Through director and photographer Hussein Mardini’s lens, the mountain is indifferent to its own image. ‘Taher’ moves through the frame without alteration, without the slight exaggeration that comes from being watched. 

“Tefnut becomes a lens into those lives,” Helali says. “An annual series spotlighting people in the region who live life on the edge as daily reality, not just as an escape or entertainment. This is not about romanticising the extreme,” he adds. “It’s about honouring those for whom it is ordinary.” And here, perhaps, is the difficulty. To look without translating too quickly. To recognise that what appears, from a distance, as a life of extremity is, from within, simply a life - complete, sufficient, unexceptional to itself.

Kotn began, as many such projects do, with a modest ambition that concealed a larger inquiry: the perfect t-shirt. A garment so ordinary it risks invisibility, and yet so exacting in its demands - quality, price, the conditions of its making - that it becomes, inevitably, a question of systems. Who grows the cotton? Who weaves it? Who benefits?

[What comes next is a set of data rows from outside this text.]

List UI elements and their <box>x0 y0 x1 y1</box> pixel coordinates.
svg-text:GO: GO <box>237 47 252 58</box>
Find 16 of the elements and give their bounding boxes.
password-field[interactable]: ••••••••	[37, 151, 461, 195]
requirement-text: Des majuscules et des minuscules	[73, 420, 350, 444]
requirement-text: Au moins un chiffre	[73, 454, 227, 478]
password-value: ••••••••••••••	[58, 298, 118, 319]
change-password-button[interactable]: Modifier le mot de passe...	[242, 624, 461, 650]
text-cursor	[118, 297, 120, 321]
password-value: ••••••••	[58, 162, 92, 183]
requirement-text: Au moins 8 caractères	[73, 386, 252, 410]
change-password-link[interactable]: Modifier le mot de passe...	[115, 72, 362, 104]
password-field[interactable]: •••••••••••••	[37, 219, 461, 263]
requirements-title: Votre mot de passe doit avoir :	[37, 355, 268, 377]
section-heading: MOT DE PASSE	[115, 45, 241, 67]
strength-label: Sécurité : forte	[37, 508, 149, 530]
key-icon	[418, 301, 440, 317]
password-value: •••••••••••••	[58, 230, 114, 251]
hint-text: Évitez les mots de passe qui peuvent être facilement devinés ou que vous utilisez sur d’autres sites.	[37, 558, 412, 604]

Over time, that question has expanded. Kotn is now a certified B Corporation, its work extending beyond the garment into the infrastructures that sustain it - jobs, education, local economies. The language here can sound abstract. But it returns, always, to something material. To fields. To hands. To the continuity of making. “We are drawn to stories of endurance, resilience, and freedom from excess,” Helali says, “not because we want to replicate them, but because they awaken something familiar within us.” One might call it recognition. Or memory, though not of a specific past. A memory of proportion. Of what it means to live a life that does not exceed its own needs.

Tefnut does not resolve these questions. It does not attempt to translate one world neatly into another. It lingers, instead, in the space between them. It asks what it might mean to design with attention rather than assertion. To make something that does not impose itself upon a life, but enters it - provisionally - on its own terms. In the shadow of Saint Catherine, cotton - grown, harvested, spun - becomes a garment that does not seek to define that life, but simply to move within it.